Laura Meyer, März 2020

Im Februar 2020 wurde bekannt, dass der Schweizer Teilnehmer der deutschen Casting-Show „Deutsch- land sucht den Superstar“, Marcio Pereira Conrado, im Alter zwischen 15 und 20 Jahren Mitglied einer Freikirche war, die seine Homosexualität verändern wollte. Es handelt sich um die in Zürich ansässige Organisation Ministério Semeando em Terra Fértil. Unsere Mitarbeiterin Laura Meyer hat dieser Gemeinde einen Besuch abgestattet.

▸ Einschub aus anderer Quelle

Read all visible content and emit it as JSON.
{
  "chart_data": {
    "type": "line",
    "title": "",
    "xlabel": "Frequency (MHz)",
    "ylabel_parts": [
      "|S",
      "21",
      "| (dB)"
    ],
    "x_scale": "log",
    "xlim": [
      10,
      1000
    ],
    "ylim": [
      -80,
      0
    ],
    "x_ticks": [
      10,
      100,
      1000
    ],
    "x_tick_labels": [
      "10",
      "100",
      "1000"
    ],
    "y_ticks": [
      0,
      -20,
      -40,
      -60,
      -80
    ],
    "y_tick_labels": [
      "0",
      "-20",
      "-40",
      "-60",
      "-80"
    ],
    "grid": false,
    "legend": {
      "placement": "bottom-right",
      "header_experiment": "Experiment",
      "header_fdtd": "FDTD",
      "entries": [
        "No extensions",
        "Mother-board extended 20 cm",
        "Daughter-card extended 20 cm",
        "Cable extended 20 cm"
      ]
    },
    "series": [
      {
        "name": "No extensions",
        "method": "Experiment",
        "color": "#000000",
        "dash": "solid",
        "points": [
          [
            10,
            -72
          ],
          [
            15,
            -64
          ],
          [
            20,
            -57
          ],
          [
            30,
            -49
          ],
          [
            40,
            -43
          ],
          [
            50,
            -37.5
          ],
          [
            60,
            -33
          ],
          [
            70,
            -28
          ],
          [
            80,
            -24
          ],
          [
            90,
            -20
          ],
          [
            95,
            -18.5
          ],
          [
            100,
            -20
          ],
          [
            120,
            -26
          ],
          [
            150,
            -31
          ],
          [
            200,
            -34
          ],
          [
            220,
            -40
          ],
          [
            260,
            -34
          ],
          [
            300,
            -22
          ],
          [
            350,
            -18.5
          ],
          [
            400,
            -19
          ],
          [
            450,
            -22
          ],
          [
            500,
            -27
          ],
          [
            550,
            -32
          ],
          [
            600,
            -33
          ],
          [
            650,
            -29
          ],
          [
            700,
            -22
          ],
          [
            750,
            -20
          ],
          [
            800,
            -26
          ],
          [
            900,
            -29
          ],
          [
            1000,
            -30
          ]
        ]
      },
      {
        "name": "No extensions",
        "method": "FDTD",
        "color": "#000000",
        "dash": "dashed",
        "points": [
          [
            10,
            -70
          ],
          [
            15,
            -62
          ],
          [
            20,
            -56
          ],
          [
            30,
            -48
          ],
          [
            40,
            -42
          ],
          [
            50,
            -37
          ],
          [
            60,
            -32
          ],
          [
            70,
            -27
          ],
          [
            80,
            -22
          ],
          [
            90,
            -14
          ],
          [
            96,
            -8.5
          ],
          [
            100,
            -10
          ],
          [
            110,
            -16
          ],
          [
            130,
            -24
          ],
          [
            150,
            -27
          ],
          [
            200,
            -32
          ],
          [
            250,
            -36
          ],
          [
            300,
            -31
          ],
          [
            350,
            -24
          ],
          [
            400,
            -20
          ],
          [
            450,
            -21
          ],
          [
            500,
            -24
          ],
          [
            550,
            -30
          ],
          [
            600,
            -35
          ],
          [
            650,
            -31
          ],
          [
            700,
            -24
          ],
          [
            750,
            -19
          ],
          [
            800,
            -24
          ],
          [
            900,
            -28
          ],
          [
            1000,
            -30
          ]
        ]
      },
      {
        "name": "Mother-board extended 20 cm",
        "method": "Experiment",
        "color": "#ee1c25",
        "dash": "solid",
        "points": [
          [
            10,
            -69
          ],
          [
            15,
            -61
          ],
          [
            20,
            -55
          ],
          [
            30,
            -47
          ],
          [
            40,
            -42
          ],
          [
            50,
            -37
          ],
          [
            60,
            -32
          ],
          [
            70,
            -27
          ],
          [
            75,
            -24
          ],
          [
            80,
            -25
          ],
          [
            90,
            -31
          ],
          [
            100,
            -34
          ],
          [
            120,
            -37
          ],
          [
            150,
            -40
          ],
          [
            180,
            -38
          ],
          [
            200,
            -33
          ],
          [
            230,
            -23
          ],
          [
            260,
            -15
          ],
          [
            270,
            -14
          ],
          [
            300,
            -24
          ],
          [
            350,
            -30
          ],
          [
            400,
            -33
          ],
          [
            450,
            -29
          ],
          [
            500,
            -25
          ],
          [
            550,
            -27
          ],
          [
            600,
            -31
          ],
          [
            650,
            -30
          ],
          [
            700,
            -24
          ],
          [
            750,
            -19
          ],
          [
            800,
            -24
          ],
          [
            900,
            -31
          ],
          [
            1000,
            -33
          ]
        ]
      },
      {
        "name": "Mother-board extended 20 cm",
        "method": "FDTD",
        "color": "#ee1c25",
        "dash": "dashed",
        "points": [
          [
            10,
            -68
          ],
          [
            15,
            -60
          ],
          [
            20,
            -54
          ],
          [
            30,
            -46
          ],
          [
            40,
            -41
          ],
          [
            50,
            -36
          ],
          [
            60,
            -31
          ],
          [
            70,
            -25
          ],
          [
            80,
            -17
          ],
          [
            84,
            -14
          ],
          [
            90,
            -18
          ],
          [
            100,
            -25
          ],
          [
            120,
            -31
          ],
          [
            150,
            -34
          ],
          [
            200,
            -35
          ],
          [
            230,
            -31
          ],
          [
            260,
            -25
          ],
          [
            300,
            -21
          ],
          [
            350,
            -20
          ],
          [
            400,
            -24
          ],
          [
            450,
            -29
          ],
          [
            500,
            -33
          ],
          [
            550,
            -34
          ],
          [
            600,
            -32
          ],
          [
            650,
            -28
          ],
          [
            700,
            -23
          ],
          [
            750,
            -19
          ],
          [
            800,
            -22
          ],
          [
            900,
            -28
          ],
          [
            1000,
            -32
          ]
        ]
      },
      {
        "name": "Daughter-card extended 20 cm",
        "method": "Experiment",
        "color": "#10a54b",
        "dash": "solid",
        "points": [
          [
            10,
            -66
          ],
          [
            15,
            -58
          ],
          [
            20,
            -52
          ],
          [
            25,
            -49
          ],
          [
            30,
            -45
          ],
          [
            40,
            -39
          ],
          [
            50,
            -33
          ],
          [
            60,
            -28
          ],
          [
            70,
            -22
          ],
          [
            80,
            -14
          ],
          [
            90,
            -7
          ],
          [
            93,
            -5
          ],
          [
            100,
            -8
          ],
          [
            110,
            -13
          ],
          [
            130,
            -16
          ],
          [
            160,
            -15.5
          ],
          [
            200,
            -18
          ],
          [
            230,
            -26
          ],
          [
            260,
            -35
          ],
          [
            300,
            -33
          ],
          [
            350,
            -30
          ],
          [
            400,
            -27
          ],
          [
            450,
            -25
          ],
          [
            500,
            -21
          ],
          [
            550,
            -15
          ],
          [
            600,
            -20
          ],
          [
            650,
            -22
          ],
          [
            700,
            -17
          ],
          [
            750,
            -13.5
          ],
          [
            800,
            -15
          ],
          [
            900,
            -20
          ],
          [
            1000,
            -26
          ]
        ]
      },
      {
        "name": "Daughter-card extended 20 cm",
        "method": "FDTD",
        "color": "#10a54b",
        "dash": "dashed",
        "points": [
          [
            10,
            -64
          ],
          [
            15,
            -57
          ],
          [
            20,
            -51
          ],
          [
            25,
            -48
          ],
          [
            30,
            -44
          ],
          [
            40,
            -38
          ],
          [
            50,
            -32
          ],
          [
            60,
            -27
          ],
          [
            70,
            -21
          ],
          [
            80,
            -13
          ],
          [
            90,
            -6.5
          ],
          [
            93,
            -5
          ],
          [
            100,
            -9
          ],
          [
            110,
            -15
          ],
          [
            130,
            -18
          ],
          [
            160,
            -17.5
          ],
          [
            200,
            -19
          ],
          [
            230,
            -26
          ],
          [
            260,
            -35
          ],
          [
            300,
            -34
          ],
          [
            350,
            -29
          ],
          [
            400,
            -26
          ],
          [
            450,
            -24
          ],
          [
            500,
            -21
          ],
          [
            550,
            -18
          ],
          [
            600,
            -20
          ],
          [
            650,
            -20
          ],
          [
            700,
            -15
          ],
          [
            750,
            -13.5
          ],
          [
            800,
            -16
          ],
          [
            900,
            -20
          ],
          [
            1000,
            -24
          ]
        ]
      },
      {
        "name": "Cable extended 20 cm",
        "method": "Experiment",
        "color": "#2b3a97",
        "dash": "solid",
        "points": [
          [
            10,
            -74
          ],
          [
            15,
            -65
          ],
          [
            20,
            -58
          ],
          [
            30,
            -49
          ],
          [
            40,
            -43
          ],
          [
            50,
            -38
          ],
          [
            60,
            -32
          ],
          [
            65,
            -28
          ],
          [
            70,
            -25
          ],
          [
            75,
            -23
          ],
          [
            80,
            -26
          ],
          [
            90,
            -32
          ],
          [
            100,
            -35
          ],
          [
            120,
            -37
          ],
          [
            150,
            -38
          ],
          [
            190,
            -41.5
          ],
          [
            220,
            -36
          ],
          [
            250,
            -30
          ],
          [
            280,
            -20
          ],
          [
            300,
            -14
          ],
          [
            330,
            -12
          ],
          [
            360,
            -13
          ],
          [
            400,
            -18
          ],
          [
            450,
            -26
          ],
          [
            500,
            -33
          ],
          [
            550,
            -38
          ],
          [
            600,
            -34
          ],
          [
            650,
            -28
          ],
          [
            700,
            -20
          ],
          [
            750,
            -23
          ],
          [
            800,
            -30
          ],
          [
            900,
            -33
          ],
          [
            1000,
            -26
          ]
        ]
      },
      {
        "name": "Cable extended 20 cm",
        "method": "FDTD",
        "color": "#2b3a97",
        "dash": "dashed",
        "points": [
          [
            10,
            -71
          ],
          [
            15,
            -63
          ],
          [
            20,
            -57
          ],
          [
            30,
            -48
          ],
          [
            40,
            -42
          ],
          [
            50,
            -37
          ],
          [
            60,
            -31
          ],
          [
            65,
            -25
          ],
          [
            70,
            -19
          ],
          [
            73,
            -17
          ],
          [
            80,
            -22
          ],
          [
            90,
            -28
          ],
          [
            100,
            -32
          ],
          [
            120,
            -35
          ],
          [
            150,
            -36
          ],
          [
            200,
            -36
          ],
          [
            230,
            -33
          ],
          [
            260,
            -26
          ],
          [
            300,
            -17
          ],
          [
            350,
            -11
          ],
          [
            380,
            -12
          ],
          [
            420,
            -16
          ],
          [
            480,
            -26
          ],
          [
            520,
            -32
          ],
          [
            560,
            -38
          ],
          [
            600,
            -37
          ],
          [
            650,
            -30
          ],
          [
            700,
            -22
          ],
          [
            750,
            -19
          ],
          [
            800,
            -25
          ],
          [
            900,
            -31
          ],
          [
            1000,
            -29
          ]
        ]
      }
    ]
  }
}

Am 6. März 2020 besuchte ich einen Gottesdienst im Ministério Semeando em Terra Fértil. Der brasilianische Name der Gemeinde heisst so viel wie „Dienst, der im fruchtbaren Land aussät“. Beim Ort der Gemeinde angekommen, in der Militärstrasse in Zürich, war ich zuerst ziemlich verwirrt. Am Eingang stand nichts, was mich darauf hätte hinweisen können, dass ich am richtigen Ort war. Kein Name der Gemeinde, kein Anzeichen für einen bevorstehenden Gottesdienst. So stand ich nun zur angegebenen Zeit um 19.20 Uhr vor dem Gebäude und wusste nicht recht, ob ich überhaupt am richtigen Ort war. Ich kontrollierte nochmals Zeit und Ort, wie sie auf der Website der Gemeinde zu finden waren. Es schien alles zu stimmen. Genau in diesem Moment liefen zwei Frauen an mir vorbei, die brasilianisches Portugiesisch miteinander redeten und das Gebäude betraten. Dann wusste ich, dass ich am richtigen Ort war. Erst als ich durch die Tür ging, sah ich, dass auf einem kleinen Plakat etwas leicht zu Übersehendes stand: Gottesdienst im 3. Stock.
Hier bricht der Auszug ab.